The Portland Foundation recently wrapped up a lengthy process that looked at key challenges impacting Jay County, setting six priorities on which to take action moving forward.

The foundation was awarded a $100,000 Community Leadership Grant as part of the seventh phase of Lilly Endowment’s Giving Indiana Funds for Tomorrow (GIFT VII) initiative in fall 2020. Over the course of the last year and a half, foundation staff and community leaders have worked toward developing a strategy to “combat the interrelated issues of the opioid epidemic, high child poverty, low post-secondary educational attainment and low workforce development skills.”

“The whole goal at the end of this project was to begin moving the needle in these areas,” said Doug Inman, executive director of The Portland Foundation. “They’re not solvable problems any time soon. (But we want to) make sure things are moving forward in a good direction.”

After an initial community meeting in early 2021, two committees were formed to address the inter-related challenges the foundation had identified. An additional steering committee led the overall direction of the process.

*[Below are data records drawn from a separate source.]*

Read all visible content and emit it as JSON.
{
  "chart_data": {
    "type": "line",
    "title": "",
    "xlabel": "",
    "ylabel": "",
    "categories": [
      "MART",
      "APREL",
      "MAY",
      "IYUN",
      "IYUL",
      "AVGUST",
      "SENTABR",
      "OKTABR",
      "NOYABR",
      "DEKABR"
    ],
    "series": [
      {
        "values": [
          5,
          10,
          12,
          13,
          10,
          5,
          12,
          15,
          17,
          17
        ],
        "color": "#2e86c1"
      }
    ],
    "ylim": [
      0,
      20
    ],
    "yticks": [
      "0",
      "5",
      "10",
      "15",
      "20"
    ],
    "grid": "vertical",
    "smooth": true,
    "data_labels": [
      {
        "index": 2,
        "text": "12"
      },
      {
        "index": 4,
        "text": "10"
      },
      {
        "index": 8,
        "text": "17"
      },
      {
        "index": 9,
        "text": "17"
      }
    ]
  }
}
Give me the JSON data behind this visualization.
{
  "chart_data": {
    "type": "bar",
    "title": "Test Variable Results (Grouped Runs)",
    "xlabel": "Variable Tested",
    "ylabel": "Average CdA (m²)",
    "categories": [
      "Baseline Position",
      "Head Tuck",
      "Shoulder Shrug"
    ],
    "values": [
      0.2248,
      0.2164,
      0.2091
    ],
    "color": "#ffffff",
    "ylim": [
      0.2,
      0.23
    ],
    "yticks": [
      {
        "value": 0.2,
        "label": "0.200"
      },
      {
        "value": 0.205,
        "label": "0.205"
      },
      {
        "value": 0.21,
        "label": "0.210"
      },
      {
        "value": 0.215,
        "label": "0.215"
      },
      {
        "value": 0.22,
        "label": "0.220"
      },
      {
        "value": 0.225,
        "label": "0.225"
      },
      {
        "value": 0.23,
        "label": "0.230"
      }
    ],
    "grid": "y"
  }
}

Those groups, which included local government officials, law enforcement, local educators, representatives from various organizations and others, ended up focusing on six areas of need to address. They are:

•Affordable, quality early care and education
•Education and workforce development
•Chronic school absenteeism
•Improved system of care (support for families dealing with mental illness, substance abuse, domestic violence, etc.)
•Parenting skills
•Drug abuse prevention
A leader has been assigned to each of those areas.

Dave Bennett of Community Foundation Research and Training Institute Institute in Grabill and John Peirce of Peirce Consulting guided the effort.

The work included gathering data that shows the extent of some of the local challenges, such as Jay County’s lack of daycare availability (it had 12 available per 100 children in 2020 compared to an average of 21.3 statewide), an increase in absentee rates at schools (92 elementary school students were considered chronically absent in 2021 compared to 47 two years earlier) and drug overdose death (there were 13 in 2017 and 11 in 2019).

“The consultants we hired to work on the project did a phenomenal job,” said Inman. “They did a great job leading the community through this process. It was a good process to start with four defined issues and work toward determining a way to change those in the future. … It was well worth the time and effort.”

Some efforts are already being made toward addressing the areas identified by the committee, including The Portland Foundation’s push for a daycare and early childhood education center at the former Judge Haynes Elementary School.

There may be an opportunity to address others through the state’s Hoosier Enduring Legacy Program (HELP), in which Jay County is one of the inaugural participants. HELP is designed to assist communities in deciding how best to use the federal coronavirus relief funding — in Jay County’s case, nearly $4 million — it received through the American Rescue Plan Act.

Inman said the most important thing for the foundation and the community is to keep pushing toward the goals laid out by the committees that worked through the planning process.

“I think keys to success are just going to be making sure we continue to talk about (these) issues, that this document is not put on a shelf,” he said. “These are too important to the community’s future to just say, ‘Hey, we did this,’ and then put it away forever.”